Created One Orchestrate Job for the Entire process, It get the processing date and Triggers all the 4 dim load in parallel (Transform jobs), Once after the dim load process is done, Fact load is triggered ( Transform Job).
For some reason Fact load fails or one of the dim load fails, then the entire orchestrate job goes to Failed state. When I rerun the Job, It should process only the failed loads.
Eg: If Fact load failed, On Rerun Dim loads should be skipped and Fact need to be triggered
or If One of Dim failed, Only the Failed Dim load should get triggered and then Fact process should start.
How to achieve this Design in Matillion?
Do we have Checkpointing in Matillion to skip the completed the process ?
There's no concept of restartability with Matillion jobs. If you re-run a failed job it will just run the whole thing again from the start. I think that's why they have this section on idempotence in the HA design document. The idea is that you design your jobs in such a way that it doesn't matter if they get run multiple times.
You can re-start a job manually from a chosen component, but it does not allow you to restart multiple threads of activity, or from partway through an interator. If you do that there's no easy way to reset the variables to how they were at the point of failure, although this Exchange Job might be helpful.
What you are describing is very typical and definitely doable. There are a couple ways of tackling this issue but I will describe the most common one I see and it's the one we use. We created a config table in Snowflake which we leverage to track state. It's basically an EAV (Entity, Attribute, Value) model. This table can be used to track state of a whole job, a task, set of tasks, or all of the above but the idea is that you are using this table track a state.
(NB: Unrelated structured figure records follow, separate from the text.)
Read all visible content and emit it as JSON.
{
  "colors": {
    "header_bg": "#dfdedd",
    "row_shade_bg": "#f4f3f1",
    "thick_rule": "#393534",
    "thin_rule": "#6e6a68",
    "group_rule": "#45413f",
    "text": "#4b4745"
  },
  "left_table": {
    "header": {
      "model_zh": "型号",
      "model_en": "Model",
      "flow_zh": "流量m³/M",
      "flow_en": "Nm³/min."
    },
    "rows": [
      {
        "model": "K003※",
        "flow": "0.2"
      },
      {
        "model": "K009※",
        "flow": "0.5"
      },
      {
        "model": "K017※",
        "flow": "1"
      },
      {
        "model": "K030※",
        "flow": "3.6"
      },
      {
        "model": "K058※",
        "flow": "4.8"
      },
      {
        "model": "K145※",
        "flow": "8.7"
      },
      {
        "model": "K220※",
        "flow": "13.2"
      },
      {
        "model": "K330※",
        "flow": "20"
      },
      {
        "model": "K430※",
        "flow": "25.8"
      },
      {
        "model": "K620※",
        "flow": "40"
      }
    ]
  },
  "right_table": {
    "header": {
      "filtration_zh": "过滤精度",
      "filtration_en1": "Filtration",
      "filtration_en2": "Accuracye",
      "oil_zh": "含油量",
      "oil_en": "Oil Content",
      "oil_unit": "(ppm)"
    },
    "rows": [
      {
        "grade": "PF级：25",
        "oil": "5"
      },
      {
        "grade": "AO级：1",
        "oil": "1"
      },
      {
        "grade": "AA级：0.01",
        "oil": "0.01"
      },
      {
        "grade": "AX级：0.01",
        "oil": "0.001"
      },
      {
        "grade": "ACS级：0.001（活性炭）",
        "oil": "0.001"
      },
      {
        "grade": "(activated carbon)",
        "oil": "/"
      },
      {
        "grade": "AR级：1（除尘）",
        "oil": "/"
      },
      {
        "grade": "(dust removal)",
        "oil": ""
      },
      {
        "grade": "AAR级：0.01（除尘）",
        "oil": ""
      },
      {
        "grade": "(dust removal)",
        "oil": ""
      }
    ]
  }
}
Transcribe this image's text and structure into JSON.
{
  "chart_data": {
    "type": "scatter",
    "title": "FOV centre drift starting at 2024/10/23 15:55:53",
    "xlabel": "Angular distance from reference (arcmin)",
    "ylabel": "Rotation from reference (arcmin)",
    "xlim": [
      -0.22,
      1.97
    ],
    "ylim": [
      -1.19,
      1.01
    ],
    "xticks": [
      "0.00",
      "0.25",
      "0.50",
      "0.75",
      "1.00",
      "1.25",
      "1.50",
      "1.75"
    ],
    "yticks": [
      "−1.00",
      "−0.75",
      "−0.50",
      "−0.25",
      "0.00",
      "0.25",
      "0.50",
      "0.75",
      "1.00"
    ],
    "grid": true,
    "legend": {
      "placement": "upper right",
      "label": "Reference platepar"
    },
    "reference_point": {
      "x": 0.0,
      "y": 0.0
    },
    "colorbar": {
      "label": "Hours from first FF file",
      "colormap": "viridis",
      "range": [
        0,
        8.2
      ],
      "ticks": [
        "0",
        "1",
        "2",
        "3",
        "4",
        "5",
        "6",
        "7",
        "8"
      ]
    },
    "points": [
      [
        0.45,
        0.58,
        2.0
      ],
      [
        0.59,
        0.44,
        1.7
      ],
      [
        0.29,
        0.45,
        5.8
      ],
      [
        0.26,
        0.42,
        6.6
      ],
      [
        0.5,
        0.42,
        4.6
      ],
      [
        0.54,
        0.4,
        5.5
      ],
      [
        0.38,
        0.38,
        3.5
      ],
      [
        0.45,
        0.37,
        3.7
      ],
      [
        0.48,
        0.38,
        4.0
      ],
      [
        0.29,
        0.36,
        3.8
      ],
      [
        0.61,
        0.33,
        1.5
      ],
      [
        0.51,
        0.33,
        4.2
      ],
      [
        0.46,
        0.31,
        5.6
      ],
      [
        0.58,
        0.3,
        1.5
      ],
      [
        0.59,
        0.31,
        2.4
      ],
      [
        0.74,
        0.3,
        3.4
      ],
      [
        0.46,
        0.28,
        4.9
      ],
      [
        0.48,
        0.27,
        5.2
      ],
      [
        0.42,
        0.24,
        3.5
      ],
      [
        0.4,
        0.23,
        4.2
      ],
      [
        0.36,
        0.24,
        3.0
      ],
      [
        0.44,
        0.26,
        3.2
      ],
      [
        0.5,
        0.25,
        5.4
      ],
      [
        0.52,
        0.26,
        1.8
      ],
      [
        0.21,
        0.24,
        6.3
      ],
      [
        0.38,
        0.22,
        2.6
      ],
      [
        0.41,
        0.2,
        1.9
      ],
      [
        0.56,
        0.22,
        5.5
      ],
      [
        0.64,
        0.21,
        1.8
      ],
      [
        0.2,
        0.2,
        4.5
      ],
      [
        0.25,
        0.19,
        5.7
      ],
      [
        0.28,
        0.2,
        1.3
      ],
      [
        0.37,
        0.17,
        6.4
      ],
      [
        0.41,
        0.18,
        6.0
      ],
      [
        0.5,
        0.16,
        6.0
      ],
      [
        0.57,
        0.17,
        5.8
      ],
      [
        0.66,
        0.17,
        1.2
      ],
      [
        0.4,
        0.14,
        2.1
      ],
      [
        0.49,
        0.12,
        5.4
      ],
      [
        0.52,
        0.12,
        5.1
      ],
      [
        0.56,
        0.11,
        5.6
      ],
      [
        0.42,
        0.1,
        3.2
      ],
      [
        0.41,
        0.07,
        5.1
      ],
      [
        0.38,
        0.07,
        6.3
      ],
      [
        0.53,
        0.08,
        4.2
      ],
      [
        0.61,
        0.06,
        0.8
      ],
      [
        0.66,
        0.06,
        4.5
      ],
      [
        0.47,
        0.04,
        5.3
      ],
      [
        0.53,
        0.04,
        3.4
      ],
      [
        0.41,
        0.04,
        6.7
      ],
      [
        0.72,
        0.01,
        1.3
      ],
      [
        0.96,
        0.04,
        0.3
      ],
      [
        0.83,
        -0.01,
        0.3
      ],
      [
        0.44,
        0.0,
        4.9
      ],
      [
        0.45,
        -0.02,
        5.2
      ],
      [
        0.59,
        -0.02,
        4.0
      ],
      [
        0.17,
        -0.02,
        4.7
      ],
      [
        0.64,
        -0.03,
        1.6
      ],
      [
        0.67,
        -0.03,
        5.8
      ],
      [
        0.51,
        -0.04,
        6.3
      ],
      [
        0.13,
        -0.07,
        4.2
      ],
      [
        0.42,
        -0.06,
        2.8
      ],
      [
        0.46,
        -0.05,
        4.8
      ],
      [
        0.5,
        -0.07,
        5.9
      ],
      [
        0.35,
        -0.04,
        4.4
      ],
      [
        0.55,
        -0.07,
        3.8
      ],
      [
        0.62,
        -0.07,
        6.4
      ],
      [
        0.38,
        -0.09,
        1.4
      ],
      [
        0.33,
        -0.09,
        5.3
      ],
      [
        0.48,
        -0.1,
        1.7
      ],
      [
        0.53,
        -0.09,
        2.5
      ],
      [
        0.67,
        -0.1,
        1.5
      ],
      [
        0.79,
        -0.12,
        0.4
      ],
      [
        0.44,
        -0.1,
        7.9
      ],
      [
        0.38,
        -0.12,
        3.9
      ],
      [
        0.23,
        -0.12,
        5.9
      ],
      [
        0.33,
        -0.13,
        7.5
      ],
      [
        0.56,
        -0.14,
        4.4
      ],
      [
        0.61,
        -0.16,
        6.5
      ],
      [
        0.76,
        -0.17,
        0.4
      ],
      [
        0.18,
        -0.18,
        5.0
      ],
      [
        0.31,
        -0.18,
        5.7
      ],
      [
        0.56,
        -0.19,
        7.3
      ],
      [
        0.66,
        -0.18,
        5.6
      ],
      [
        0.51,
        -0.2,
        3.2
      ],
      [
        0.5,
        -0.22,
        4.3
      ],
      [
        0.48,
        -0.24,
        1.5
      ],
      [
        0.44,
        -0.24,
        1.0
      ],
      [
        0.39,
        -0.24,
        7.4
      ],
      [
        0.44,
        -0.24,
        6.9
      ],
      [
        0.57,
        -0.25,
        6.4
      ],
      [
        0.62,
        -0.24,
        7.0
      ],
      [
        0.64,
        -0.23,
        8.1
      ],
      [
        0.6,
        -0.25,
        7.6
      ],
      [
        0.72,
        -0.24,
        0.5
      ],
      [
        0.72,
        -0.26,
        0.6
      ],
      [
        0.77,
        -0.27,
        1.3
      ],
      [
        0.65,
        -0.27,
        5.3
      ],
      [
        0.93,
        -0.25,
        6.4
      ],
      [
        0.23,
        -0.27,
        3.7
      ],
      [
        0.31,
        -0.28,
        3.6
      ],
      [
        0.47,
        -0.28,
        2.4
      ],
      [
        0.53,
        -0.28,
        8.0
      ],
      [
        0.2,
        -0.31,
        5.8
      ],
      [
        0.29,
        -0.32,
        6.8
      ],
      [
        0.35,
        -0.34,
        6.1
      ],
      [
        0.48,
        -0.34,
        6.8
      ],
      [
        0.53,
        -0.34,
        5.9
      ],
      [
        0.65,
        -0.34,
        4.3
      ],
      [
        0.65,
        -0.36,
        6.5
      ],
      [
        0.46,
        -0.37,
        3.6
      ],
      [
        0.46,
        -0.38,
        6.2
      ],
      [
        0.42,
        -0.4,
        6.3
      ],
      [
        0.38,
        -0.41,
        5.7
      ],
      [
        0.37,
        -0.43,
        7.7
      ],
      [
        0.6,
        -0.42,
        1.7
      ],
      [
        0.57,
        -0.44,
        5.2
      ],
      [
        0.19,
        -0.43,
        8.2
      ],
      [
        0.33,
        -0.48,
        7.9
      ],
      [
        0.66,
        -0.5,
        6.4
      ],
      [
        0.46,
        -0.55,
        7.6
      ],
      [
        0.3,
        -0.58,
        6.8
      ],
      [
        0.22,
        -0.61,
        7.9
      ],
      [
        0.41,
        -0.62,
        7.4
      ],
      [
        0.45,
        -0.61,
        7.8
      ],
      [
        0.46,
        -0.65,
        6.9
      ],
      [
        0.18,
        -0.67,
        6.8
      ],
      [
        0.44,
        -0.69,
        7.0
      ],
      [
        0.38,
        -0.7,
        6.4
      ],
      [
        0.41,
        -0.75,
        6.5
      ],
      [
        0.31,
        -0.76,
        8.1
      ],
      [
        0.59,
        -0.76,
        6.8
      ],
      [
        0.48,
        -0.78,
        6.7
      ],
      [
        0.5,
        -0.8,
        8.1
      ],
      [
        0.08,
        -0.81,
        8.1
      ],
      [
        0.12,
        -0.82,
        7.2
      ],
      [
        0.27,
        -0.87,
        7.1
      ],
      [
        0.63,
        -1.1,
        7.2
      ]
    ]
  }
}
So, let's apply this to your scenario. You have 4 dim loads happening asynchronously at the same time. For each one of those 4 loads you would have an entry in the config table that defines the schema, table, job, and timestamp. The first step to loading a dim would be to update the corresponding record in the config table and remove the timestamp. This is the indicator that the dim is in a loading status. When the dim has completed the last step is to set the timestamp value to the current timestamp. This does 2 things for you. It tells you when the last load completed and whether it loaded successfully.
Now that you have a state tracking mechanism for your individual loads, you would put some logic at the beginning of your job that would only process the Dim or Fact tables that do not have the timestamp set or meet some logic like the timestamp is set but it's the next day or window for the job run so run it anyways. I hope this helps paint a picture of how to tackle this. Let me know if this isn't clear enough and I can probably offer some more info. Thanks!
It's really all about tracking state of each load and determining what to do about it.
Thanks Bryan for the detailed explanation. I understood that matillion doesn't have an inbuild functionality and user has to build it based on their use case, We need to maintain a JOB_LOG table to track the loads and if the loads are done skip it else trigger the loads.
You are correct about Matillion not having that level of logging functionality. In all honesty, doing it yourself outside of Matillion helps in a handful of ways. It allows you to design a system that works best for you, your company, and the situation. If you have ever been in a position where the company decides to take a different approach to things which requires new tooling, it's easier to pivot to a new toolset if you have not developed yourself into a long term tool dependency.